Here’s the complete report.

  • Bob Sinclair

    After a horrible experience (sorry no details) w/Frontier several years ago, my wife and i have effectively boycotted them forever.

    • Kassie

      I’ve never heard a good thing about Frontier.

      • Jack Ungerleider

        5 years ago or maybe it was 6, I flew Frontier to Denver. (My wife was working in CO for the summer.) They had cute animal pictures on the tails of most of their planes at that time.

        Now you have heard a good thing about Frontier. 8^)

  • Mike Worcester

    //Today, with airlines enjoying record profits, they’re investing more in their operations to keep travelers happy.

    Would it be to much to ask, perhaps, if the airlines could dial back some of those myriad of obnoxious fees that are definitely not part of the enjoyable flying experience?

    • Jeff

      Yes, just like going to the bank.

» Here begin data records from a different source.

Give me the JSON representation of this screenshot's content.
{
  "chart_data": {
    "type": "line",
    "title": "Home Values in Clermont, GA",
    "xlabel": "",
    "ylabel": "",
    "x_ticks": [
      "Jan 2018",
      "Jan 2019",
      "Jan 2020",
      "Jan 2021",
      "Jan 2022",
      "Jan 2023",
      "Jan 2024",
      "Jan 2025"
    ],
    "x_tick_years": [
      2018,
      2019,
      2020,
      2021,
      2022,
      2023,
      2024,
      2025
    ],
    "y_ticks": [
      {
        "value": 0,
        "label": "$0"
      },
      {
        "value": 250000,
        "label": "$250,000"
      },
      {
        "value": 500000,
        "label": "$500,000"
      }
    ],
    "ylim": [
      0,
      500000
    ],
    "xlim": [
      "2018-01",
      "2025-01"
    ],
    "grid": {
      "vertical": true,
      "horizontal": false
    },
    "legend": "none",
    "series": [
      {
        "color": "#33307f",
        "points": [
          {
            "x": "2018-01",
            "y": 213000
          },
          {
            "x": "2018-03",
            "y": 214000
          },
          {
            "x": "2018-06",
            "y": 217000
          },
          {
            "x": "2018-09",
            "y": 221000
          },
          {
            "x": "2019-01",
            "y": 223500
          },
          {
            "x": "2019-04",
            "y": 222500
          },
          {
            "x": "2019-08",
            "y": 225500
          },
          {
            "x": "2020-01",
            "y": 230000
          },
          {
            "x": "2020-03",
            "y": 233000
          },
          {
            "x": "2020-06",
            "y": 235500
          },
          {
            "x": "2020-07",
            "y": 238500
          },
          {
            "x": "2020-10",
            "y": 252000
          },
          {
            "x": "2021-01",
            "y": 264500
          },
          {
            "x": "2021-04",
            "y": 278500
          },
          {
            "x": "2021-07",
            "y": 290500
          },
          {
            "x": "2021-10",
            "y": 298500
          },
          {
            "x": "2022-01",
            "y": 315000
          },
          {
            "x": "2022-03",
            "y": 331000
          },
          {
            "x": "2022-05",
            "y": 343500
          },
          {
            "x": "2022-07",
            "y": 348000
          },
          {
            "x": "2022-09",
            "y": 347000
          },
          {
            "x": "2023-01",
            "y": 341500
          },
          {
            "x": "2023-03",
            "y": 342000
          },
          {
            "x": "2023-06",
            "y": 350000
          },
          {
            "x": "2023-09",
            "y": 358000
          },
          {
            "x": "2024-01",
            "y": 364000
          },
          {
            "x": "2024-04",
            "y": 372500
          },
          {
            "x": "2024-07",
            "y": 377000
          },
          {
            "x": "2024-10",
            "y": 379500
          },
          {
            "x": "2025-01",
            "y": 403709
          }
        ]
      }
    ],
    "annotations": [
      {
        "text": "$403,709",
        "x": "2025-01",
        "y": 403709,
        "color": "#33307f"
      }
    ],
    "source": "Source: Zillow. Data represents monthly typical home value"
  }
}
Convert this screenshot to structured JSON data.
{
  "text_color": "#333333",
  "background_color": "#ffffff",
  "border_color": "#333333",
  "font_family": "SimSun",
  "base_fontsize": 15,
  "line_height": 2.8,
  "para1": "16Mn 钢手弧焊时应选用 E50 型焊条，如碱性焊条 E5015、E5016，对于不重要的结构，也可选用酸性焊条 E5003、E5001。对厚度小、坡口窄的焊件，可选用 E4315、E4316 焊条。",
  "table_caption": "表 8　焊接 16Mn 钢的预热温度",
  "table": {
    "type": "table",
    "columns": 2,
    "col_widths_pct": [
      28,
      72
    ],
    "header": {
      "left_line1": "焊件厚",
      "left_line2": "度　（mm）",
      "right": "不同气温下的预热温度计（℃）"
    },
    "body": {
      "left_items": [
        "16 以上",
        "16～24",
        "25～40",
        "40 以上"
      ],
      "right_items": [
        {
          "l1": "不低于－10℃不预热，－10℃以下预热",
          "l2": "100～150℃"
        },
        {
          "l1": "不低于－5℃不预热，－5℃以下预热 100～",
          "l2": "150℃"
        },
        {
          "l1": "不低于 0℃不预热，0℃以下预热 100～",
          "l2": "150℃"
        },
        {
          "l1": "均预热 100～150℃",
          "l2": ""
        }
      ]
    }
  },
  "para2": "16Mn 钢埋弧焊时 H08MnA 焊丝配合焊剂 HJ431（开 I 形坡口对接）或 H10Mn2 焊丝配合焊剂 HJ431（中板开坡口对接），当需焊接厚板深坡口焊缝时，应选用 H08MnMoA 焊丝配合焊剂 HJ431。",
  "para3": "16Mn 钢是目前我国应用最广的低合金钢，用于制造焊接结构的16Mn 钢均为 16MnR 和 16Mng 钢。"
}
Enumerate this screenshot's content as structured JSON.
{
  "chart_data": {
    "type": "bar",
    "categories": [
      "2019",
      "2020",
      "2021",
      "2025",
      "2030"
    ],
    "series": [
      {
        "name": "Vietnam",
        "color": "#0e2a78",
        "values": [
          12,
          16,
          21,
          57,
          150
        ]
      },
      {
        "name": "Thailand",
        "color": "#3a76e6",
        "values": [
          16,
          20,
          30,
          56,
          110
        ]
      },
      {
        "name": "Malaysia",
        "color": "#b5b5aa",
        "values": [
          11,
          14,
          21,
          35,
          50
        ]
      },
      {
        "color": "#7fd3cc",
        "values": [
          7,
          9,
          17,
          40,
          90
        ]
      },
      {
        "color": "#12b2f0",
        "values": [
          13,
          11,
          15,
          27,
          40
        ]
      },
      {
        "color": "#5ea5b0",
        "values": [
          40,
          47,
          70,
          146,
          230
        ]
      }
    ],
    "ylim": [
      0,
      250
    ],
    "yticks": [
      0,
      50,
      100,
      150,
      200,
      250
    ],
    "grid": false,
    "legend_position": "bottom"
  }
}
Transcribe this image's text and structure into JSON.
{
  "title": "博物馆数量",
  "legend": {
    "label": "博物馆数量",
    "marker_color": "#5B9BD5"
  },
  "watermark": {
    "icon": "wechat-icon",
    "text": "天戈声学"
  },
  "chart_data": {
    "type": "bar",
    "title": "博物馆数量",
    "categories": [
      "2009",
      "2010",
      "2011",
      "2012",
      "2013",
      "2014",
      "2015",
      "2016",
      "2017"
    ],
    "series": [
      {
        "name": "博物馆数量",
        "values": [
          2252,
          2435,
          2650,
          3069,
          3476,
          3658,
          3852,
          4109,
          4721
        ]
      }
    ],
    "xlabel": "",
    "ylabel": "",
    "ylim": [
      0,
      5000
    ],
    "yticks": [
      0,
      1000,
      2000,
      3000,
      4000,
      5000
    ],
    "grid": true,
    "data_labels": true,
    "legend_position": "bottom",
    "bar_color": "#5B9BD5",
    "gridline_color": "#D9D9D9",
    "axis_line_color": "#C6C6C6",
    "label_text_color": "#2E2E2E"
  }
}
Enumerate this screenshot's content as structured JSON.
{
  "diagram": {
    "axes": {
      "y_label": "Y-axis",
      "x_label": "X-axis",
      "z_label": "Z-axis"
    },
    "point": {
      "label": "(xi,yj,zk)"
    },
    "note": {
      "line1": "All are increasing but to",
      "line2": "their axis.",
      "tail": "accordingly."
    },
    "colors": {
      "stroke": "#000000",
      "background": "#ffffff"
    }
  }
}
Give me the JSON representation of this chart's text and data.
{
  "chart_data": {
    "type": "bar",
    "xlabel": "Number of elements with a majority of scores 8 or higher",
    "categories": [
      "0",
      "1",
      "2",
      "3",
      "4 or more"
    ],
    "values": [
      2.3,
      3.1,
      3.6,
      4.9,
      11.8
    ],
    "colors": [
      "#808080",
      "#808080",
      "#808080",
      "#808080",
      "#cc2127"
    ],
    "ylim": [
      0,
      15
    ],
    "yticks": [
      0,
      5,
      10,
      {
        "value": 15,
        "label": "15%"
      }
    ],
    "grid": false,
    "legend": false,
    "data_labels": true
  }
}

They charge fees because they can. The domestic airline industry has become very consolidated over the last decade or so. I see it less as keeping customers happy and more about making operations more efficient and profitable. Delta has made numerous cuts in its frequent flyer program, meals are non-existent, seats are closer together, etc.

  • tboom

    If a 6:50AM departure is canceled at 11:50PM the night before and you’re rescheduled to depart on a different flight 11 hours later than the original, does that affect “on time performance”?

    Yes, I’m talking about you American Airlines (I nearly never fly but apparently AA will always find a way to mess with you).